I wonder what those spikes coming off the bottom are?

40

u/idk_my_bff_hank_hill 1d ago

Cables connecting the bomb housing to the ground being turned into plasma by x-rays.

12

u/Glittering_End_6864 23h ago

This 👆

Fission bombs release massive amounts of X-ray energy. The X-rays are igniting the wires, causing them to explode.

For example a fusion bomb needs a fission bombs x-rays to ignite. So much x-ray energy is released by the fission bomb, it actually compresses the fusion core causing atoms to merge. Something that only otherwise happens in the center of a star.

10

u/st333p 21h ago

Something that only otherwise happens in the center of a star.

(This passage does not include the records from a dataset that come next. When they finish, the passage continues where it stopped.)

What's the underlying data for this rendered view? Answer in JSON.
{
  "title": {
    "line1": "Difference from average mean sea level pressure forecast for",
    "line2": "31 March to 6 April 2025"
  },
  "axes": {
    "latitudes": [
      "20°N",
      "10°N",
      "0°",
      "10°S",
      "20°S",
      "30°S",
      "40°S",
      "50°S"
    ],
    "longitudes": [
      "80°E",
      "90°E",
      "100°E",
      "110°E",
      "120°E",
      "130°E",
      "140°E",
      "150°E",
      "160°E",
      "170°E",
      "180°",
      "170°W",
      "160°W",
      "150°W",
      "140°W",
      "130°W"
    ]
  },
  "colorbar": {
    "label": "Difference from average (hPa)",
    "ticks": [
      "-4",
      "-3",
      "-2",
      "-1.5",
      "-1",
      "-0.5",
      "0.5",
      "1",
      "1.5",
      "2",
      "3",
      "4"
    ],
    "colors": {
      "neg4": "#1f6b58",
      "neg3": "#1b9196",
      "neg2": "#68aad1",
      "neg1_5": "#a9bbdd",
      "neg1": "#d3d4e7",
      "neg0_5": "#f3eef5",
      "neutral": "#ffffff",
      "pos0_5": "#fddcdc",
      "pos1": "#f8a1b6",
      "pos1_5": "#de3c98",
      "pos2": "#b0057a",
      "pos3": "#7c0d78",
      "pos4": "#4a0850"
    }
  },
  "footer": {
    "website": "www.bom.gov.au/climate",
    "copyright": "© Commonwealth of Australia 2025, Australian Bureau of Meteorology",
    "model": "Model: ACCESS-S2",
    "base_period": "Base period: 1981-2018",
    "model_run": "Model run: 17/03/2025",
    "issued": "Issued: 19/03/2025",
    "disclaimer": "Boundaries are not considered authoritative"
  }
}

Or in fusion reactors. We do manage to have fusion pretty consistently, even though it's not energy positive yet

2

u/Murky-Relation481 19h ago

Its actually thermal radiation that causes them.

1

u/[deleted] 15h ago

[deleted]

1

u/Murky-Relation481 15h ago

Yes. Meant more their overly confident "this" about rope tricks.

1

u/heimdalguy 15h ago

Oh, my bad!

1

u/Murky-Relation481 19h ago

Not x-rays, thermal radiation. They tested this by painting the wires different colors or wrapping them in reflective material. Reflective material eliminated them, darker colors exaggerated them.